One of the methods, which is widely used by QuickBooks user is entering the taxable amount in the amount column with a standard rated tax code in the first line item of the expenses tab; then, less the taxable amount without tax code associated in the second line item.
You can use a Write Cheque transaction if you are paying to the Customs directly or Bills if you are recording a bill from the forwarder.
In the Write Cheque transaction, payment to Customs, if the account used is Cost of Goods Sold, the taxable amount is $100,000.00 and 7% GST is $7,000.00; then, the double entry will be:
Debit Cost of Goods Sold account: $100,000.00
Debit Tax Payable account: $7,000.00
Credit Cost of Goods Sold account: $100,000.00
Credit Bank: $7,000.00
Now, the $7,000.00 tax amount will be shown in the Input section of your GST report (for Canadian version, will show under Tax on Purchase section of the GST report). This will be added to your Input tax when submitting your Form 5.

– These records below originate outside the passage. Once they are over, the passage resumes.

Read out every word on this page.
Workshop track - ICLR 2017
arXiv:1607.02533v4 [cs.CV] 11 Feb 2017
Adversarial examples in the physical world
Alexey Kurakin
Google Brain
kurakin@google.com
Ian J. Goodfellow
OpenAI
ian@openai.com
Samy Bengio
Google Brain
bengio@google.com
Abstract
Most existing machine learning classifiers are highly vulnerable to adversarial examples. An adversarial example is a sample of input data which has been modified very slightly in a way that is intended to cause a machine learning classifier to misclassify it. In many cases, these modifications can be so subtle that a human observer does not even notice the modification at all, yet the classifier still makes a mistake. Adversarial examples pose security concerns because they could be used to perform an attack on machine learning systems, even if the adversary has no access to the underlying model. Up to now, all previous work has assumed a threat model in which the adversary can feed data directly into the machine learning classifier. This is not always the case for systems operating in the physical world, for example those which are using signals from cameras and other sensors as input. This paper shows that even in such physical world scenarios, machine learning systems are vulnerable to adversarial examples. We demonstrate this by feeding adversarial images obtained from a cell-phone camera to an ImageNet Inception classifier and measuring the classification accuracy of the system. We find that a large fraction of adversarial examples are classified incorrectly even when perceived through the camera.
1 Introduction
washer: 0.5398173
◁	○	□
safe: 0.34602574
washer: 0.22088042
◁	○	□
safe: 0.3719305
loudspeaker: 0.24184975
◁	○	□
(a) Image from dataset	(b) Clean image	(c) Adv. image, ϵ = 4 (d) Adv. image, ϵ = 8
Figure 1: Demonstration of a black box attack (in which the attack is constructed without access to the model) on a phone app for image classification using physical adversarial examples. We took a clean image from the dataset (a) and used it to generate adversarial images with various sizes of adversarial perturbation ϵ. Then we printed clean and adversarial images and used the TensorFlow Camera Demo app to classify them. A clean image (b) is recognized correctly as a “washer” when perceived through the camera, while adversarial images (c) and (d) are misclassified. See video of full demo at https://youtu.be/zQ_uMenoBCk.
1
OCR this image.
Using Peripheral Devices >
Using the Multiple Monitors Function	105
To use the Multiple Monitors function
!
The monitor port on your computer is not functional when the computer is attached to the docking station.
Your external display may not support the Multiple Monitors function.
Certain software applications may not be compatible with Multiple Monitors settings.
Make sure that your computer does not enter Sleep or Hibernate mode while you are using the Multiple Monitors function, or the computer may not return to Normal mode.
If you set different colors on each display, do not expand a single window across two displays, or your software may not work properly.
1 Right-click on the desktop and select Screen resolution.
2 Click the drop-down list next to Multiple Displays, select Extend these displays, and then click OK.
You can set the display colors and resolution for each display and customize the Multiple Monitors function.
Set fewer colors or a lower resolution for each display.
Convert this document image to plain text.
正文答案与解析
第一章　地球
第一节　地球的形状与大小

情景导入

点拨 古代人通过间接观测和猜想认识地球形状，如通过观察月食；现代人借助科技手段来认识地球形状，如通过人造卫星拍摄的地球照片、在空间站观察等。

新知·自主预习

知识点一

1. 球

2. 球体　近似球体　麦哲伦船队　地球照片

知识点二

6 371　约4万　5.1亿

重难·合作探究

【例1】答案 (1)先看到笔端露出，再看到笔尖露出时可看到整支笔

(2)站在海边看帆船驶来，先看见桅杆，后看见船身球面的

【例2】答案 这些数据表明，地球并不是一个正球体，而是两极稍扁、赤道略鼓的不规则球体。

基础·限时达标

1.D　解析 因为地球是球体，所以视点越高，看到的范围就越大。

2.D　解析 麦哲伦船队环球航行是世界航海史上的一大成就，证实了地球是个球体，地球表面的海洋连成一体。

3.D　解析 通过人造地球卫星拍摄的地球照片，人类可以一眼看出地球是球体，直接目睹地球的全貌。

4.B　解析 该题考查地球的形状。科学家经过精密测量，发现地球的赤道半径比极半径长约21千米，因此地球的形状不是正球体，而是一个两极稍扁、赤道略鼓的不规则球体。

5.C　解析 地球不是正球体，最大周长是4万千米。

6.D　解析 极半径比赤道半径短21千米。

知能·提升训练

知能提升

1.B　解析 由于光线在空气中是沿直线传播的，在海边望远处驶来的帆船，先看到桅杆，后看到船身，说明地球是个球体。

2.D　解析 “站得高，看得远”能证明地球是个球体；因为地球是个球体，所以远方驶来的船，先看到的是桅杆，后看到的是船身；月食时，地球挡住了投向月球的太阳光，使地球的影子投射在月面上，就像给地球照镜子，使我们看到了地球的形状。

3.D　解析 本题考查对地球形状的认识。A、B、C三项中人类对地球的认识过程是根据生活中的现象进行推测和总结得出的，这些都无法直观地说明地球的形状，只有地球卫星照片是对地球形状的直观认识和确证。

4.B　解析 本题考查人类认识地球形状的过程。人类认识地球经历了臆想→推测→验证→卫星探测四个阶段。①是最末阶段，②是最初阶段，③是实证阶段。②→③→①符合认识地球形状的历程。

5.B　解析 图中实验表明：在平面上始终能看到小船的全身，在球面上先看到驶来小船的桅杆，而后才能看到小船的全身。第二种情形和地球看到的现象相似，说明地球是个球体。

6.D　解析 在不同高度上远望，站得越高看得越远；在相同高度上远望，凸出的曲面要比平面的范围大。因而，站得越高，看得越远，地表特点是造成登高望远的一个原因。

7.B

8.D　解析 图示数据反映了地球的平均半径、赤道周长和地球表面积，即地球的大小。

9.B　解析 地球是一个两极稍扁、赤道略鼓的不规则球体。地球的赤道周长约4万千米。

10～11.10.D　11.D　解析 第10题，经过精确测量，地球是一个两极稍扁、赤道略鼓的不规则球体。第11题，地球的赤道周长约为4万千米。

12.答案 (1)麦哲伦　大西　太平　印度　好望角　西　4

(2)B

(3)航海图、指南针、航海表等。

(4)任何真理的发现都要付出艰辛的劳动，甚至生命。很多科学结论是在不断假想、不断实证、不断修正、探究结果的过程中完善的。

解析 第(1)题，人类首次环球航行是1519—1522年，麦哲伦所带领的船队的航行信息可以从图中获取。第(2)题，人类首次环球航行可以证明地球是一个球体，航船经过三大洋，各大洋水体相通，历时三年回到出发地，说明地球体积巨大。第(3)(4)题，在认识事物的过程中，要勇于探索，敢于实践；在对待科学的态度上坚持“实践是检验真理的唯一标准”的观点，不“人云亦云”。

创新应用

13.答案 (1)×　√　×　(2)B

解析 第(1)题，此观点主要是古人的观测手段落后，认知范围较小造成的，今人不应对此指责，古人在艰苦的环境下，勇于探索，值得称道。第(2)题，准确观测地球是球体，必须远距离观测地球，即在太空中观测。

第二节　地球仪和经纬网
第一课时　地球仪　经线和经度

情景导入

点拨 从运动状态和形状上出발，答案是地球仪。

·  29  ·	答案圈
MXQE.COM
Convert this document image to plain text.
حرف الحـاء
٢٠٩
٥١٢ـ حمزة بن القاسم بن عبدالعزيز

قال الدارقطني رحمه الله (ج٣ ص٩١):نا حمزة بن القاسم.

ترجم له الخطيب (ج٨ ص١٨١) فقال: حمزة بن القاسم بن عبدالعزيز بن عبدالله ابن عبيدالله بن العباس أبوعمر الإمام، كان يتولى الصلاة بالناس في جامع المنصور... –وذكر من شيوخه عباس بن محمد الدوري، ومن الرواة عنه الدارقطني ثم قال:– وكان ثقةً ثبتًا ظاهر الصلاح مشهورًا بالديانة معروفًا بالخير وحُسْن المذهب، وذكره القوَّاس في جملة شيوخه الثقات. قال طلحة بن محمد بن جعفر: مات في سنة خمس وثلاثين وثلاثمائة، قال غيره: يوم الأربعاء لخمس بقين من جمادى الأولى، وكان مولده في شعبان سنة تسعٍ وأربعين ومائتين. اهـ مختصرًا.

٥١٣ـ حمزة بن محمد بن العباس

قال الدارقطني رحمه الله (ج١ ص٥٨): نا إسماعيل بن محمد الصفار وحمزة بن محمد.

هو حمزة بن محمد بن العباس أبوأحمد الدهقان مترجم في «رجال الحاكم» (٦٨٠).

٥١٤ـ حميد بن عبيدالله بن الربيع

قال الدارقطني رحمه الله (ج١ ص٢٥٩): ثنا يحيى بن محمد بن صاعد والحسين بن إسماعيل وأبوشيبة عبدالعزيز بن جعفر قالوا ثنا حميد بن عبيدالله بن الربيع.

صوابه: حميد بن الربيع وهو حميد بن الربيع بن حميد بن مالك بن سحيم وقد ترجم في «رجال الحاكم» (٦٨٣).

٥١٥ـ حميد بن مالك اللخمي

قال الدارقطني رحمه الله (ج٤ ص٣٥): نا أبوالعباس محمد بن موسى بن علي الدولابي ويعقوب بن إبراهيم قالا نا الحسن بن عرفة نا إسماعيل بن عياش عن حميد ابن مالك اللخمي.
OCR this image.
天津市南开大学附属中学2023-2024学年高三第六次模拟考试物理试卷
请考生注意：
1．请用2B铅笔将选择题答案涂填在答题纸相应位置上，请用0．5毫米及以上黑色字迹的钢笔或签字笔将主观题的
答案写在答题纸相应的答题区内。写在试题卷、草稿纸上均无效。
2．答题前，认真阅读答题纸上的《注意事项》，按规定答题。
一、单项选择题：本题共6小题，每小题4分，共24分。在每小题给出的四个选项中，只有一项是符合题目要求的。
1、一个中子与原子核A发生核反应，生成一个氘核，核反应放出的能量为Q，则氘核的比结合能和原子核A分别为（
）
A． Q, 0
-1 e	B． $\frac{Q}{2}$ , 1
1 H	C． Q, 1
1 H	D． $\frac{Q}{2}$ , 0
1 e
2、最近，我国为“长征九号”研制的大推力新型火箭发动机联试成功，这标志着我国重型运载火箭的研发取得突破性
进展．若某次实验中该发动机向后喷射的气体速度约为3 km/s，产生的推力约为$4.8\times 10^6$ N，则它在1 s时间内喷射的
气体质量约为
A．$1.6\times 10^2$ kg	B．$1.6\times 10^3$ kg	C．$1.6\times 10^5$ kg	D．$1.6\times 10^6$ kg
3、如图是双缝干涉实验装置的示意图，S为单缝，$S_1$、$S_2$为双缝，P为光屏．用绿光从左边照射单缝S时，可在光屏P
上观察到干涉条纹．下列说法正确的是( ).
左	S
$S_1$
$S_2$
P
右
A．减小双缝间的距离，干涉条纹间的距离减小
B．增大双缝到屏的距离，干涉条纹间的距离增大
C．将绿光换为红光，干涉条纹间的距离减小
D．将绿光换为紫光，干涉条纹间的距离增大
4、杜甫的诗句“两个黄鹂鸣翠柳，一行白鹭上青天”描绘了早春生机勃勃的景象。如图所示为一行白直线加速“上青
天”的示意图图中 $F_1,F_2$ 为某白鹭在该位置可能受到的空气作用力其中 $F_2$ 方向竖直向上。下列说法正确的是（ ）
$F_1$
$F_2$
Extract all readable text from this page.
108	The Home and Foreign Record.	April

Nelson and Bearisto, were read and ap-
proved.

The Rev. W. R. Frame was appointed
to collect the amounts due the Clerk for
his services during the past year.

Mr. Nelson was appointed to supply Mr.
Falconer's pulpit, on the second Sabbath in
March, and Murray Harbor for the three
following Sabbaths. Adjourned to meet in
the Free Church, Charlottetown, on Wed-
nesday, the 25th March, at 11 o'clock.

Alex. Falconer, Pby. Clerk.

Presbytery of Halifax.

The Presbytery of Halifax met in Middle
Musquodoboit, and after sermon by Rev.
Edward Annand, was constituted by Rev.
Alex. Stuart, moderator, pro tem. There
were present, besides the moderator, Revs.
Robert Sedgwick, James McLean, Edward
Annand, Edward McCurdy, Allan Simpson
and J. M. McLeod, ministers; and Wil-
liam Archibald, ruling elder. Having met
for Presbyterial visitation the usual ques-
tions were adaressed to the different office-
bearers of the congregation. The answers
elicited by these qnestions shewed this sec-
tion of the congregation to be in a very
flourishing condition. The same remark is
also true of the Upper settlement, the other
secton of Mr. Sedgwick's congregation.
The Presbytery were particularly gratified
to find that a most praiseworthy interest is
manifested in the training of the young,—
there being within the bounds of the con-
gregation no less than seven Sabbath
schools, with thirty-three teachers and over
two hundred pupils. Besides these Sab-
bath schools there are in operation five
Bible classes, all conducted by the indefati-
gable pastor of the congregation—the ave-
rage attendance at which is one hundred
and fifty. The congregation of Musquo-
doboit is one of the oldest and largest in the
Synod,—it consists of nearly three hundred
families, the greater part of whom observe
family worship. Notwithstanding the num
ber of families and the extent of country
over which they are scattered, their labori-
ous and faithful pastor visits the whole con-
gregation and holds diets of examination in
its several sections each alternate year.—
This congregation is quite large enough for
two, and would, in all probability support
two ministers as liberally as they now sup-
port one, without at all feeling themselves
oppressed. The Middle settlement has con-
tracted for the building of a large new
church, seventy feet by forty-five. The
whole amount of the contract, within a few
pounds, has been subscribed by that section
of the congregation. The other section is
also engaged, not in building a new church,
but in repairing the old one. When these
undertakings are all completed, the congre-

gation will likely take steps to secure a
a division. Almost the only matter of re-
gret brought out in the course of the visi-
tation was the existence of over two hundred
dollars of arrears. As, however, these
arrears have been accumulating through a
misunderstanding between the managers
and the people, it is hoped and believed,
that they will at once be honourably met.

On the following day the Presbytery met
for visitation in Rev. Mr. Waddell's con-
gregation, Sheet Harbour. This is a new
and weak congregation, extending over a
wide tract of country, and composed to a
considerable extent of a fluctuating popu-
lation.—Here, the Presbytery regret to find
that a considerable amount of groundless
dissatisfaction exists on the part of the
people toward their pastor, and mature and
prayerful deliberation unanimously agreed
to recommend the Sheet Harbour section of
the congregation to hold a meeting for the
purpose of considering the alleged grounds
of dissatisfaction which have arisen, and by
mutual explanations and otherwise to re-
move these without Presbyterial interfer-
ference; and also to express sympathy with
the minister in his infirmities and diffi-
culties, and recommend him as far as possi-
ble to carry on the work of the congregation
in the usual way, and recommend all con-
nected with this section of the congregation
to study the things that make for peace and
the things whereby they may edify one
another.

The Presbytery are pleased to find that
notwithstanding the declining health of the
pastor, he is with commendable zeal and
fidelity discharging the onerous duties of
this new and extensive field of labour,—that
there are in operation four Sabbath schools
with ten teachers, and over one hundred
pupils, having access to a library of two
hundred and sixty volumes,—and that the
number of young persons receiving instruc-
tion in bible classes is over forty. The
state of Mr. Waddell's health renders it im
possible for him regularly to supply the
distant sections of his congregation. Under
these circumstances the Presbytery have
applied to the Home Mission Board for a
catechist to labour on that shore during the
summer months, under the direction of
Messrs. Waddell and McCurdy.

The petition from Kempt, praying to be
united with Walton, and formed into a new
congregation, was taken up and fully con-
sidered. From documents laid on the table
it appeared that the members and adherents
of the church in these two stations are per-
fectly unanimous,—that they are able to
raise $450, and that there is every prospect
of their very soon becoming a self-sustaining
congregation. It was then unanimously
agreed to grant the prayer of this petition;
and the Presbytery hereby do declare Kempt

The Cost of Goods Sold account in the Profit and Loss report will be zero as there are a debit and credit of $100,000.00. However, the actual bill received from the overseas supplier will be recorded in the Cost of Goods Sold account (if you are using stock item, then, the Cost of Goods Sold account will only be updated once Sales Invoice is generated).
From either your Bank register or Balance Sheet report, you can see that $7,000.00 is being deducted from your Bank account.